Saturday, October 4, 2014

Romney Keeps Campaign Promise Without Even Winning

In a May, 2012 interview with Time magazine's Mark Halperin, presidential candidate Mitt  pledged to bring the unemployment rate down to 6% by the end of his first term (which would have been in 2016):
I can tell you that over a period of four years, by virtue of the policies that we’d put in place, we’d get the unemployment rate down to 6%, and perhaps a little lower.  It depends in part upon the rate of growth of the globe, as well as what we’re seeing here in the United States, but we’d get the rate down quite substantially, and frankly, the key is we’re going to show such job growth that there will be competition for employees again.
Fortunately for America's unemployed, a different policy agenda was continued that worked much better. A full 27 months before the end of that first Romney presidential term that didn't happen, the unemployment rate has dropped to 5.9%. And the number of private-sector jobs has increased for a record 55-consecutive months.

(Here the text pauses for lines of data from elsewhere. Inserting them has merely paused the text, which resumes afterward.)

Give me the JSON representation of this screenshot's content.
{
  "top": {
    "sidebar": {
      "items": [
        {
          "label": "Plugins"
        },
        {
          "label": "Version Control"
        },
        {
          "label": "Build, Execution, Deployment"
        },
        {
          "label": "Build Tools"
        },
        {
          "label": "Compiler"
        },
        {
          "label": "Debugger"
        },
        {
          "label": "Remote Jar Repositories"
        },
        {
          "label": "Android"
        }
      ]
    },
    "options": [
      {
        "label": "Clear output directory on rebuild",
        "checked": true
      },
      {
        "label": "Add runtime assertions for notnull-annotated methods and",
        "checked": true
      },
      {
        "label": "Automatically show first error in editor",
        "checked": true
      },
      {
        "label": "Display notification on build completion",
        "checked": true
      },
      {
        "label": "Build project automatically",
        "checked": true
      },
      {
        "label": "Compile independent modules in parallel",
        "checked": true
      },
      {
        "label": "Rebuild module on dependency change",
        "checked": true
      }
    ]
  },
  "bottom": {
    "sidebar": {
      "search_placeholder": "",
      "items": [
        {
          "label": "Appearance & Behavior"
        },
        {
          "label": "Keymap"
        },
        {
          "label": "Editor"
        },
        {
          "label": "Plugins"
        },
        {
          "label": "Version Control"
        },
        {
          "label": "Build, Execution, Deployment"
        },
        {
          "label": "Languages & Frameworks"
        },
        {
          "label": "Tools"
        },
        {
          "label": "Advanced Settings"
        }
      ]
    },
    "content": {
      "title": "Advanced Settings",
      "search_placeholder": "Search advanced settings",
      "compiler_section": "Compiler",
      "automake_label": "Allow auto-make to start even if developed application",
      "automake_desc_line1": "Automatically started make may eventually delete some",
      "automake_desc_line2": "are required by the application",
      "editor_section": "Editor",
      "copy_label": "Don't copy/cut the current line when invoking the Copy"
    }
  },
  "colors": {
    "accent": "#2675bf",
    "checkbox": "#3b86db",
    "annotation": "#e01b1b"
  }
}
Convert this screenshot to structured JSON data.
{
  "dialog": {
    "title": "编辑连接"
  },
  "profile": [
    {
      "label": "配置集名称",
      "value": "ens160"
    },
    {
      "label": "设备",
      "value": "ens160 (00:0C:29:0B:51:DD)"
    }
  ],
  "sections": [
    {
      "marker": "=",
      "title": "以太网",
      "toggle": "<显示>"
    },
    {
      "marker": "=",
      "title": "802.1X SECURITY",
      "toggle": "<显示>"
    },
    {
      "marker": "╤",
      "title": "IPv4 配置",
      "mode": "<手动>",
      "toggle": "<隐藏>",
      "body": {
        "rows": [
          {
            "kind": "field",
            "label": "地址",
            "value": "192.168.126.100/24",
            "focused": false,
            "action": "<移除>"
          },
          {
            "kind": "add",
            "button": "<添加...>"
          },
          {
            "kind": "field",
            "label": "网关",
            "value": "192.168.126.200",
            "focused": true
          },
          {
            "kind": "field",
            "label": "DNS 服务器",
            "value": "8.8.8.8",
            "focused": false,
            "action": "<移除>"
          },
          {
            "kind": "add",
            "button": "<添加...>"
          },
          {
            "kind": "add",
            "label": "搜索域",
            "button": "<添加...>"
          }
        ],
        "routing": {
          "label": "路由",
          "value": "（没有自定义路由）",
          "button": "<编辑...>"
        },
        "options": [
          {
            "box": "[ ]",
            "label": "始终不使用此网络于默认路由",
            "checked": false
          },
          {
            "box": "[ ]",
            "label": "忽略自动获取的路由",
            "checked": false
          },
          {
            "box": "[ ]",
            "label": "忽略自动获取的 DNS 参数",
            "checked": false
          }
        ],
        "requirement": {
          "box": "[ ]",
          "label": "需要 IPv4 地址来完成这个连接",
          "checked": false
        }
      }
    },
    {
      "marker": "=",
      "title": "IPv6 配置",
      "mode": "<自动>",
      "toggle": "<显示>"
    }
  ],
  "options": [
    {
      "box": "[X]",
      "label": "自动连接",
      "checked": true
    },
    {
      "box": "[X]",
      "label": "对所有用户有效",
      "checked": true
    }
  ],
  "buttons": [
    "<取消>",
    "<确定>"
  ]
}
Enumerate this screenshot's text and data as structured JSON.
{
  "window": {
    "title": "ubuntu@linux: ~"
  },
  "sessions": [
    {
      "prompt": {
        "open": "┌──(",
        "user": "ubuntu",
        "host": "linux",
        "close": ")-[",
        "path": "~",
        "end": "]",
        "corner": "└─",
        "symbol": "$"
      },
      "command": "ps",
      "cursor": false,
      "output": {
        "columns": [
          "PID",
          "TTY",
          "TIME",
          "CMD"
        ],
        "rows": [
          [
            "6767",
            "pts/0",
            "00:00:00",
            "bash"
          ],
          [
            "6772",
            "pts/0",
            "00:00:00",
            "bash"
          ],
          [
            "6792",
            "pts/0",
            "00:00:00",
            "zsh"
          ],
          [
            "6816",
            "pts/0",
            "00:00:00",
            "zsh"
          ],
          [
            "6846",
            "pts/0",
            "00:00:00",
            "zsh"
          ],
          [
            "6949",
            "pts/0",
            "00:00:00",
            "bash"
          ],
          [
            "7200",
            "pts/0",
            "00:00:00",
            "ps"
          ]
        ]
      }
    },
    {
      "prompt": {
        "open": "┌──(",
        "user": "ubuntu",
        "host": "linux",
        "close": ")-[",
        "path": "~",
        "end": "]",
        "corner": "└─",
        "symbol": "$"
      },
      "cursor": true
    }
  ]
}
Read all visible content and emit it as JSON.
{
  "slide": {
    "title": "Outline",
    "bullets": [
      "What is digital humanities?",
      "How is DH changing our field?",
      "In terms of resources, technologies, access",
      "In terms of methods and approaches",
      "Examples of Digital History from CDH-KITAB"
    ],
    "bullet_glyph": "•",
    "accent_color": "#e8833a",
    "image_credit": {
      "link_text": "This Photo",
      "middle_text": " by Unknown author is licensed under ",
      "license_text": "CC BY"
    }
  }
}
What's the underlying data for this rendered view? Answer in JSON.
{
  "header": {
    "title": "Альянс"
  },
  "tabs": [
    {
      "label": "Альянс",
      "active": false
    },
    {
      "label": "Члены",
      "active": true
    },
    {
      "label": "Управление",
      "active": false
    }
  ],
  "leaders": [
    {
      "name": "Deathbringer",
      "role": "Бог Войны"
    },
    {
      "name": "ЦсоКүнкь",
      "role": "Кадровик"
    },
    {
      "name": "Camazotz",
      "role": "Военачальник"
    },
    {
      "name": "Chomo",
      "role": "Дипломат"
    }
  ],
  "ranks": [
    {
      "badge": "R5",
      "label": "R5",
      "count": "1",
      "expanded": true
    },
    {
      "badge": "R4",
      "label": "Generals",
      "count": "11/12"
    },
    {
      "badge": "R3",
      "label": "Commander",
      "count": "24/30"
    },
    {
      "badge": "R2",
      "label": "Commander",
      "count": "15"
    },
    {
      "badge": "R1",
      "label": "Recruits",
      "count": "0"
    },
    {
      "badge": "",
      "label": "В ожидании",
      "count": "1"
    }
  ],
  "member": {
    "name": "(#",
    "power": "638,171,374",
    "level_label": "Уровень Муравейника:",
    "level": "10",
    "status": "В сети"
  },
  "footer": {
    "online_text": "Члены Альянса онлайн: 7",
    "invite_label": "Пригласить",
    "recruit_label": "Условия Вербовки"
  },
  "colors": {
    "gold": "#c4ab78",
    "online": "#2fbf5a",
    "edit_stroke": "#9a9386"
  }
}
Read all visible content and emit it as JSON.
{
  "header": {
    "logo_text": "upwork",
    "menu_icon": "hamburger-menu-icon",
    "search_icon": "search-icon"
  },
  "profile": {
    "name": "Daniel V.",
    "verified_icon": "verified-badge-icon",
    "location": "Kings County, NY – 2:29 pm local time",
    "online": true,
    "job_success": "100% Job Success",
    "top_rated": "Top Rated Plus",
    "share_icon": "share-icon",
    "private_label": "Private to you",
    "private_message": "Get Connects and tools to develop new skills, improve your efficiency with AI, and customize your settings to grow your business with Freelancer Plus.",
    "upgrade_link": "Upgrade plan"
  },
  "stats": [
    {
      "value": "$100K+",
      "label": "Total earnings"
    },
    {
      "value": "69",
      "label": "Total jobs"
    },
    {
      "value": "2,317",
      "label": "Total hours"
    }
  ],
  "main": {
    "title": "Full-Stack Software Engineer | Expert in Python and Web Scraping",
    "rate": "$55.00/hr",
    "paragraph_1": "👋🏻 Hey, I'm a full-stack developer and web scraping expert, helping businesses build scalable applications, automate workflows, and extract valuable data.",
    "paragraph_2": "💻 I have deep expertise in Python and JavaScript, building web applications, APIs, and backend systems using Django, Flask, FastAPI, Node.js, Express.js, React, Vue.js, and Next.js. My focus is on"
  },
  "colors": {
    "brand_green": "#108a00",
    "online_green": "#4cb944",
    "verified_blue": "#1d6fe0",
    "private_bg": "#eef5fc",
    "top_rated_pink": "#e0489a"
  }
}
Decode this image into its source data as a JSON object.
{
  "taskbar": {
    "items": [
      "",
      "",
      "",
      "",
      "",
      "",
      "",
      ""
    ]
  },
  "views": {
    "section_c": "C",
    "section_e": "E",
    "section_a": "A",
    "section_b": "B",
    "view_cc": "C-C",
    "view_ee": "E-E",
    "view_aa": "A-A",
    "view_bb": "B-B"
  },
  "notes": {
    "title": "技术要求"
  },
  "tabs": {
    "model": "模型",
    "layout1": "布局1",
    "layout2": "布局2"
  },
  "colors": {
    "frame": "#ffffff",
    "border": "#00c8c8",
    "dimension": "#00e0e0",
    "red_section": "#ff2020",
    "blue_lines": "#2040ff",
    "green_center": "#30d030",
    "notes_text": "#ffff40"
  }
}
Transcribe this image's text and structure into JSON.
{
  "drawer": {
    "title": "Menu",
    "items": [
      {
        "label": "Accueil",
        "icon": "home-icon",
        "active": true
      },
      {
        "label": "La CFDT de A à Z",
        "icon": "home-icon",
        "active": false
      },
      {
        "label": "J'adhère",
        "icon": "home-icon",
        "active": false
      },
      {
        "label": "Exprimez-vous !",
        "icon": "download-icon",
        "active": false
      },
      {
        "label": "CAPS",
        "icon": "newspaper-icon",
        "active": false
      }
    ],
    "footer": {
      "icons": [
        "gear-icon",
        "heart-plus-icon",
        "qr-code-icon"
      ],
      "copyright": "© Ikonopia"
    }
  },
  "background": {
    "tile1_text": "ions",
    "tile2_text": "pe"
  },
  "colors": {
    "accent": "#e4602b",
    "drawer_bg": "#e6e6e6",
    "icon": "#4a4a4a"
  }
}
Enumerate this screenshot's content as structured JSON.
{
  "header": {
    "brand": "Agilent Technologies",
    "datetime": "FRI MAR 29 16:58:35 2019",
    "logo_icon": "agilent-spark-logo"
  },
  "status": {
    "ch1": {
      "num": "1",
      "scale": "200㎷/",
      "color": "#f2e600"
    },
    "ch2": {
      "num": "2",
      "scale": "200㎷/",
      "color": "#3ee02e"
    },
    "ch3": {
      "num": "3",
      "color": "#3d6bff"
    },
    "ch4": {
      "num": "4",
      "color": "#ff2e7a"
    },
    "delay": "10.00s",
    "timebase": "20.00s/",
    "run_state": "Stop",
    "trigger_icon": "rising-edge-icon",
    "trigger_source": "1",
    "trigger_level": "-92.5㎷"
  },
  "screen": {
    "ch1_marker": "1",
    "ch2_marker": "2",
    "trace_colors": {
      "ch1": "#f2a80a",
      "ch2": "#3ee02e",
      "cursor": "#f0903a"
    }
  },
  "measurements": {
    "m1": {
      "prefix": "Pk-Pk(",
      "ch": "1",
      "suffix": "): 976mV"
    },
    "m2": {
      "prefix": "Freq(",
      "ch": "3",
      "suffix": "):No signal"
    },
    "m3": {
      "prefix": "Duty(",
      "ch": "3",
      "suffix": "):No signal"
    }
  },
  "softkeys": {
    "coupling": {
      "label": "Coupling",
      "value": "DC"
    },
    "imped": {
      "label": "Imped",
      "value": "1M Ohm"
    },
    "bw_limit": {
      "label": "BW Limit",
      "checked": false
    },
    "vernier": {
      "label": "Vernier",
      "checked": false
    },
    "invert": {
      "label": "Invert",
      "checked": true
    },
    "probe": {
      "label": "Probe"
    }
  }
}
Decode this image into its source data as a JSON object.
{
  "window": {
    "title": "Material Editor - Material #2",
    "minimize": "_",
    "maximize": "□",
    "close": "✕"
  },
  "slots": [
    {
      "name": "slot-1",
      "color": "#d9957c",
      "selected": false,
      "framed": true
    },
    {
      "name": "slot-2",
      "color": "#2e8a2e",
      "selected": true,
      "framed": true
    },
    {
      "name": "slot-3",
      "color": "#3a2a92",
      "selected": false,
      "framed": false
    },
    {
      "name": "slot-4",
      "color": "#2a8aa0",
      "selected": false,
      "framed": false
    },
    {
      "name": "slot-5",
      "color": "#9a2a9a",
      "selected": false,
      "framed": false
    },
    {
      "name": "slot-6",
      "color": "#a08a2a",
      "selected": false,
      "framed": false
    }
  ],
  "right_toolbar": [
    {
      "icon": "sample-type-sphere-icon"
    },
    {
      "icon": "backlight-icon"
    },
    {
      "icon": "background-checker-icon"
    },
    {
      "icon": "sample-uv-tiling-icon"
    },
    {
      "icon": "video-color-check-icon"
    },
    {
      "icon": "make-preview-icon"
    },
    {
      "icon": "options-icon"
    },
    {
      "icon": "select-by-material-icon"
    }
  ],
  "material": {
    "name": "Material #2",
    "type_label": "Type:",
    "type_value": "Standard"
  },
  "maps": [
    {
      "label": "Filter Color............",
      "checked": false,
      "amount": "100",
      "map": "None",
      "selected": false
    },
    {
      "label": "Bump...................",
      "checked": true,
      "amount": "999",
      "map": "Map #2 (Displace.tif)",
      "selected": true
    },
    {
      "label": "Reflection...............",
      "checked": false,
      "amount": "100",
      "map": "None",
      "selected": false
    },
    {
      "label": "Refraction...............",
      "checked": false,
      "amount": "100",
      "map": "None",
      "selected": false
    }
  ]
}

And economists report that, had Congress heeded President Obama's call to invest in repairing America's crumbling infrastructure, the unemployment rate would be even lower. A report last month from the National Association of Manufacturers (the group once headed up by John Engler) projected initial creation of 1.3-million jobs through a targeted and long-term increase in public infrastructure investments.
Romney's pledge comes true two years early ... and without Romney at the helm.